In that brief few moments of interaction, several things occur to me. In our society today (and for the most part, in the last many years), we’ve lived an insular life. We go to and from school, work, store, sports activities, school programs, etc—the normal day to day routine that becomes our lives. On occasion, we nod our heads; comment going to and from an event; smile and step aside; it all becomes rote as we move about within our lives.

Not in any way trying to take away from the majority of us who simply have such busy lives that it’s near impossible to interact with those around us–but quite simply, just plain recognizing that there are so many of us and so many different day to day interactions that are just missed because we’re so caught up in our world.

I’m just as guilty of it as the next person. I recently returned from a two week adventure with my middle child—who has started a career as a long haul truck driver. With absolutely nothing to do (I don’t have a Commercial Drivers License) but be a passenger, it gave me more than ample time to look at things from an entirely different viewpoint.

I took a shit ton of pictures and almost immediately posted them to my Instagram account. I was able to have long, drawn out discussions, talks and disagreements with my child…all while moving down the highway towards the next truck yard or load drop. I was able to peruse the road, roadside attractions, and really look at things that one never looks at when whipping down the road on the way to or from work. It’s really amazing what attracts your attention and what you focus on when you have literally nothing else to do!

I’m extremely fortunate in that I have a wonderful relationship with my two youngest children, so the idea of going on vacation with them…while seeming to be kind of odd to most people…is completely within the normal realm with my kiddos and myself. We have fun!! We share, we laugh, we mug for the cameras, we swap stories, we argue, we get down and dirty and then we hug, laugh and make up!! One of the truly terrific parts of being a mother is that I get to share so much of my life with them and they aren’t at all embarrassed or ashamed or put out that we do spend this time together. The youngest is 22 and the middle child (the truck driver) is 24…will be 25 in just a month.
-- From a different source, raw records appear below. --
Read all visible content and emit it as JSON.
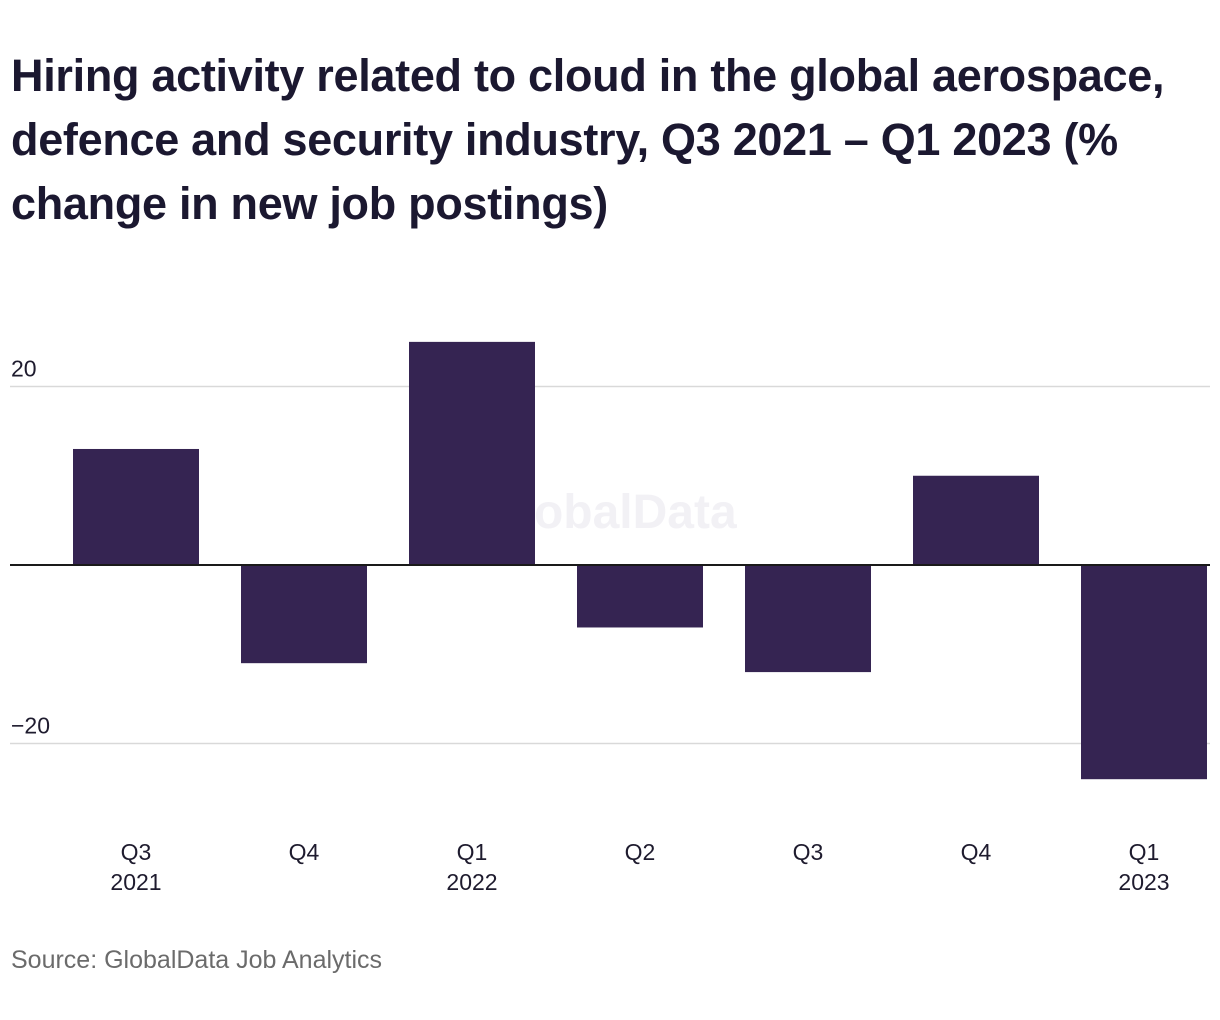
{
  "chart_data": {
    "type": "bar",
    "title": "Hiring activity related to cloud in the global aerospace, defence and security industry, Q3 2021 – Q1 2023 (% change in new job postings)",
    "categories": [
      {
        "quarter": "Q3",
        "year": "2021"
      },
      {
        "quarter": "Q4",
        "year": ""
      },
      {
        "quarter": "Q1",
        "year": "2022"
      },
      {
        "quarter": "Q2",
        "year": ""
      },
      {
        "quarter": "Q3",
        "year": ""
      },
      {
        "quarter": "Q4",
        "year": ""
      },
      {
        "quarter": "Q1",
        "year": "2023"
      }
    ],
    "values": [
      13,
      -11,
      25,
      -7,
      -12,
      10,
      -24
    ],
    "y_ticks": [
      {
        "value": 20,
        "label": "20"
      },
      {
        "value": -20,
        "label": "−20"
      }
    ],
    "ylim": [
      -24,
      25
    ],
    "grid": true,
    "bar_color": "#352452",
    "watermark": "GlobalData",
    "source": "Source: GlobalData Job Analytics"
  }
}
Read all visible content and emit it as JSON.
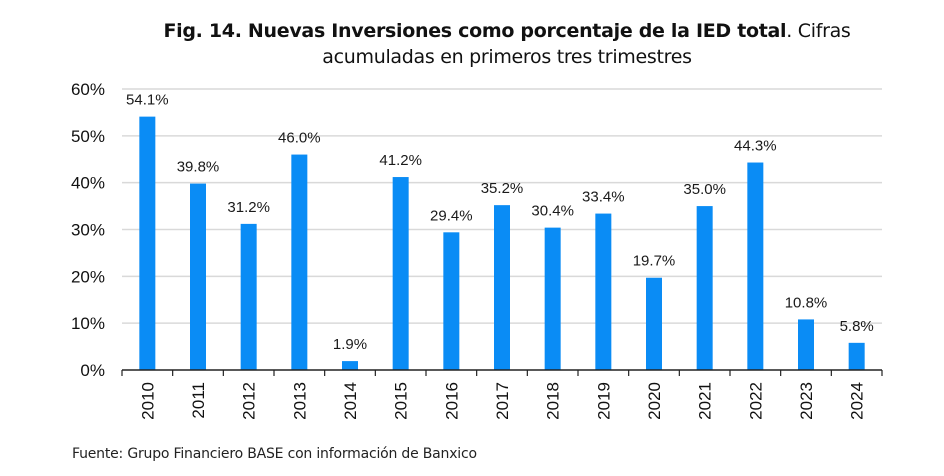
{
  "chart_data": {
    "type": "bar",
    "title_bold": "Fig. 14. Nuevas Inversiones como porcentaje de la IED total",
    "title_rest_line1": ". Cifras",
    "title_line2": "acumuladas en primeros tres trimestres",
    "xlabel": "",
    "ylabel": "",
    "categories": [
      "2010",
      "2011",
      "2012",
      "2013",
      "2014",
      "2015",
      "2016",
      "2017",
      "2018",
      "2019",
      "2020",
      "2021",
      "2022",
      "2023",
      "2024"
    ],
    "values": [
      54.1,
      39.8,
      31.2,
      46.0,
      1.9,
      41.2,
      29.4,
      35.2,
      30.4,
      33.4,
      19.7,
      35.0,
      44.3,
      10.8,
      5.8
    ],
    "data_labels": [
      "54.1%",
      "39.8%",
      "31.2%",
      "46.0%",
      "1.9%",
      "41.2%",
      "29.4%",
      "35.2%",
      "30.4%",
      "33.4%",
      "19.7%",
      "35.0%",
      "44.3%",
      "10.8%",
      "5.8%"
    ],
    "ylim": [
      0,
      60
    ],
    "yticks": [
      0,
      10,
      20,
      30,
      40,
      50,
      60
    ],
    "ytick_labels": [
      "0%",
      "10%",
      "20%",
      "30%",
      "40%",
      "50%",
      "60%"
    ],
    "grid": true,
    "bar_color": "#0A8CF5",
    "grid_color": "#d9d9d9",
    "legend": "none"
  },
  "footer": {
    "source": "Fuente: Grupo Financiero BASE con información de Banxico"
  }
}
I treasure each moment that I get to spend with them, and I’m realistic enough to see that it won’t be long before their lives will take over and a boyfriend or girlfriend will become more important and my time with them will become much more limited. It’s okay…it’s the natural course of things. But, as with my vacation with my child, I find it’s become easier and easier to interact and just talk to complete strangers when we stopped!! Is that odd?? Of course not, but most people avert their heads, turn away or just ignore those in passing.

As an introvert in my youth, I found it very hard to put myself out there. The thought of speaking to a stranger, much less offering them a ride would never have occurred to me, and if I’d thought about it, would probably have actually terrified me!! As I’ve gotten older, less inhibited maybe, or just more assured…I have no compunctions about talking to a complete stranger. I will ask questions about random things…clothes, hairstyles, handbags, random grocery items…no matter what, I seem to have no issue whatsoever with just talking to people. Maybe I’m finally realizing just what I was missing in my youth and am finally making up for it. Who knows!

The young man at the grocery store was pretty surprised, shocked and maybe even a little delighted that a complete stranger would offer him a ride. He insisted that someone was coming for him; if that was true, then fine. If not, then he had the pleasure of knowing, for just one brief moment, that someone he did not know and would probably never see again…offered him a ride home.

It truly is the small things, the random things, the things that hopefully set us apart from the everyday mundane, that makes us a part of the greater community. I hope I never shy away from doing the friendly, compassionate thing and I hope that each of you can, from time to time, find that compassion within yourselves as well.